One night I was lying in bed, looking up at the stars. As I lay there, I thought to myself: WHERE'S THE ROOF?

Funeral

My relatives always teased me during weddings, saying, "You'll be next!"

But they stopped when I did the same to them during funerals.

Ceiling fan

I bought a ceiling fan the other day.

It was a complete waste of money.

He just stands there applauding and saying, "Ooh, I love how smooth it is."

Download

"You are under arrest for illegally downloading the entire Wikipedia!"

"Wait! I can explain everything!"

Memes

Cow

Why does a milking stool have 3 legs?

Because the cow has the udder one.

Mayonnaise

What did the mayonnaise say when the refrigerator door was opened? Close the door, I'm dressing.

Money

Why do goalkeepers have so much money in the bank?

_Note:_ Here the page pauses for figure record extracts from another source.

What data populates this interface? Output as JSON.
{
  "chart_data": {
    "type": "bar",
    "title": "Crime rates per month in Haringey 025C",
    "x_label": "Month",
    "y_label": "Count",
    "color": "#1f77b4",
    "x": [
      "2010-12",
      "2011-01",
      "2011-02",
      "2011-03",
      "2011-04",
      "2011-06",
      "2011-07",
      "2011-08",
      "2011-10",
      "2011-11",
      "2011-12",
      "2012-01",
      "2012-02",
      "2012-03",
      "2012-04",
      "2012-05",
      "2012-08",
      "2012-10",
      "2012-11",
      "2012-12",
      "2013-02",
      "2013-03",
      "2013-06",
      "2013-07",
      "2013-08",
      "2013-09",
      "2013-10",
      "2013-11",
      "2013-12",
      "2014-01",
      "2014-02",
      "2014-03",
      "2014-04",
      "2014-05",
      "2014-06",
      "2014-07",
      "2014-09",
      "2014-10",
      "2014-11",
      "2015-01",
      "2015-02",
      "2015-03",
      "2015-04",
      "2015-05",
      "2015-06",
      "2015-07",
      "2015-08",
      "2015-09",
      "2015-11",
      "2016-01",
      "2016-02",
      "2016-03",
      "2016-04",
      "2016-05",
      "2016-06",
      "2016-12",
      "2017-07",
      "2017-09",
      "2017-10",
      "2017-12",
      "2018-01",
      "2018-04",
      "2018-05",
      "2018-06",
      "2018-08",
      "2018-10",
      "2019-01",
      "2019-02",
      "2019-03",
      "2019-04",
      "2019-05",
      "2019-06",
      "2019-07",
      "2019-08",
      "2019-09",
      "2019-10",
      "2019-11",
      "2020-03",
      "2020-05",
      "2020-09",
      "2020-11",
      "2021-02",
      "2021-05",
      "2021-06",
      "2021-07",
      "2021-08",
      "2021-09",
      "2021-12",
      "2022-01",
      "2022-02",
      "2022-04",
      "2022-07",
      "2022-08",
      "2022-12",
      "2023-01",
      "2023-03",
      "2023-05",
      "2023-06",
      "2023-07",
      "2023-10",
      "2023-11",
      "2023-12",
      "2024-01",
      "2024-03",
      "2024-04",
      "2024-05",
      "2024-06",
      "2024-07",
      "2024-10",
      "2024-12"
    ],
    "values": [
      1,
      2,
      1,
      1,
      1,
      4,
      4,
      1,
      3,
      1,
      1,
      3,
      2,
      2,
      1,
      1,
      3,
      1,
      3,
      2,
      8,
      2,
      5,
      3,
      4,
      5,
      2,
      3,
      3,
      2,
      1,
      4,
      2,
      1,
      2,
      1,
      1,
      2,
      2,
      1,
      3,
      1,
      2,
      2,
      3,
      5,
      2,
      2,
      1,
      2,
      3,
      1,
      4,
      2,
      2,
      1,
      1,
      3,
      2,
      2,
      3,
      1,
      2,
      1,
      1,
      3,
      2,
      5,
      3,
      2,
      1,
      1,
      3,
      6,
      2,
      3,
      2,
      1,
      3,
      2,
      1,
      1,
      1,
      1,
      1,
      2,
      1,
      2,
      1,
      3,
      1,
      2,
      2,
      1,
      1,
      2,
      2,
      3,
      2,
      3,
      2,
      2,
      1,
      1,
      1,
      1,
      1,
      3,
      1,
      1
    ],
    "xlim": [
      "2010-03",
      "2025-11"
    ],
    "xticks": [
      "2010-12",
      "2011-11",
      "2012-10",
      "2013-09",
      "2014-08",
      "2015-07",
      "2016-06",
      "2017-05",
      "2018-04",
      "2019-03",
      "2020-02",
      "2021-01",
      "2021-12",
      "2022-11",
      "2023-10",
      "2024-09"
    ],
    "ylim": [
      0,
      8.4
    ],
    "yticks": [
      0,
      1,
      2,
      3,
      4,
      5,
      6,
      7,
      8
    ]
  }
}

Because they are really good at saving.

World Trade Center

"Hello, this is your captain speaking. We are flying at a level of 89 feet. If you look out of your window on the left, you will see the World Trade Center."

Eye

What did the left eye say to the right eye?

Between you and me, something smells.

Victim

Victims of 9/11 are the fastest readers. They went through 94 stories in seconds.

Dick

What did the balls say to the dick?

Hey dick, how's it hanging?

WiFi

How do you make Stephen Hawking mad?

You turn off the WiFi router.

Counselor

The depressed kid walked into the counselor's office.

"I'm feeling like killing myself," he said.

"Oh no! Don't worry, sweetie, just hang in there!," the counselor responded.

Scientist

Scientists have proven that there are two things in the air that have been known to cause women to get pregnant: their legs.